A last use case involves an X-ray scanner in a hospital. To allow for more flexibility, modern X-ray scanners are attached to a robotic arm to enable multiple scan positions by moving around in the scanner room. However, additional safety precautions are needed to assure no collisions can occur between people present and the robotic arm. In this use case, we developed a system capable of calculating a multi-view 3D occupancy map of the persons in the scanner room.

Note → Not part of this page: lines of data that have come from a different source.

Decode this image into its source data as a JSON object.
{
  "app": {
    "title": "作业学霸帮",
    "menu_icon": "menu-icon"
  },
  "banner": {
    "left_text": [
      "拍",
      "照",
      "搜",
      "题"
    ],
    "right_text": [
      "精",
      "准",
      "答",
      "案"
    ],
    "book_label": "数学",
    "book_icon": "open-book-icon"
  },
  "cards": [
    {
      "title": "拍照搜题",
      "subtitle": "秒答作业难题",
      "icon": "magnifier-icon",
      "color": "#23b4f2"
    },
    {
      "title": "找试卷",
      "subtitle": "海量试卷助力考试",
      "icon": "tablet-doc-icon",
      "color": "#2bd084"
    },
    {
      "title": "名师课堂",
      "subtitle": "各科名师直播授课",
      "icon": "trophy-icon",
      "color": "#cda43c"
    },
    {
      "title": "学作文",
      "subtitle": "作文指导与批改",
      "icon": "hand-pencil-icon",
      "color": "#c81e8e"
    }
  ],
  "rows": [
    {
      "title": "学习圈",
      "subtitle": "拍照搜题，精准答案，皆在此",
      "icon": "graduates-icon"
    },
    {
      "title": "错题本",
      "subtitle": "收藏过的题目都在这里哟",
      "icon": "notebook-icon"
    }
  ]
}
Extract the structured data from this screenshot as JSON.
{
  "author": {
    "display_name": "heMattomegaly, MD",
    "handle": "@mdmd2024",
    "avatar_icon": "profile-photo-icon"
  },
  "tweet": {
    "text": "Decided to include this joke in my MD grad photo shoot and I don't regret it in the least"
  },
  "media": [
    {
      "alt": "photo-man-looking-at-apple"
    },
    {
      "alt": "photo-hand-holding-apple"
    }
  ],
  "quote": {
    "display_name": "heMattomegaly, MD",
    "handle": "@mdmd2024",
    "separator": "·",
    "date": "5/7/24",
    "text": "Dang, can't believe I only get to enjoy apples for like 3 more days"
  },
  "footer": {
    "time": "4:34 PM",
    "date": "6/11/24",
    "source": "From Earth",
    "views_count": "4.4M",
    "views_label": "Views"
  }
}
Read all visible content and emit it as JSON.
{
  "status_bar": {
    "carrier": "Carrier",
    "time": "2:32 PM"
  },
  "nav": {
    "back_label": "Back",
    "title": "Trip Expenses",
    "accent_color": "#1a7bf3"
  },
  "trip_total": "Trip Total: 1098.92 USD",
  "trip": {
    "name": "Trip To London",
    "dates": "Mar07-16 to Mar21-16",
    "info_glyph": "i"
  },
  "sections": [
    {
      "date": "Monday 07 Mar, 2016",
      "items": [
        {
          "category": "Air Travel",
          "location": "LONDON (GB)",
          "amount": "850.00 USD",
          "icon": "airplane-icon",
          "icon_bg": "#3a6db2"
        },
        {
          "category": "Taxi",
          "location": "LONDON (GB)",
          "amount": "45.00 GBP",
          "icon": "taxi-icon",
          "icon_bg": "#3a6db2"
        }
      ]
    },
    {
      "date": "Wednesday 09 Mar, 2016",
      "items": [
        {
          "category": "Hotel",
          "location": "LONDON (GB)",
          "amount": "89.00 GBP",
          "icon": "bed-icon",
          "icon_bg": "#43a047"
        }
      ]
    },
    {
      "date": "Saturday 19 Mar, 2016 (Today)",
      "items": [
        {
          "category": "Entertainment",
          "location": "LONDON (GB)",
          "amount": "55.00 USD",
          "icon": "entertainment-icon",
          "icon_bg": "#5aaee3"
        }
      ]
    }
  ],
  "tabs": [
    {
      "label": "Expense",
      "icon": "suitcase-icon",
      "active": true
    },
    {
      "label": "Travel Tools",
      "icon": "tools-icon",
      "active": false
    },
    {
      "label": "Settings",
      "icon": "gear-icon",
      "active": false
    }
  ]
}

Afterwards, this 3D occupancy map can be used to restrict robotic movements to avoid person-robot collisions.
Each of the aforementioned use cases involve a real-life application, each with its own real-live challenges. Within this PhD, we use and compare several techniques capable of extracting abstract vision based meta-data. Based on this abstract meta-data, actual real-life exploitation of it could be achieved. Our research shows that, by pushing techniques to go further than generic large dataset evaluations, we can bring along different insights on their performance for real-life exploitation.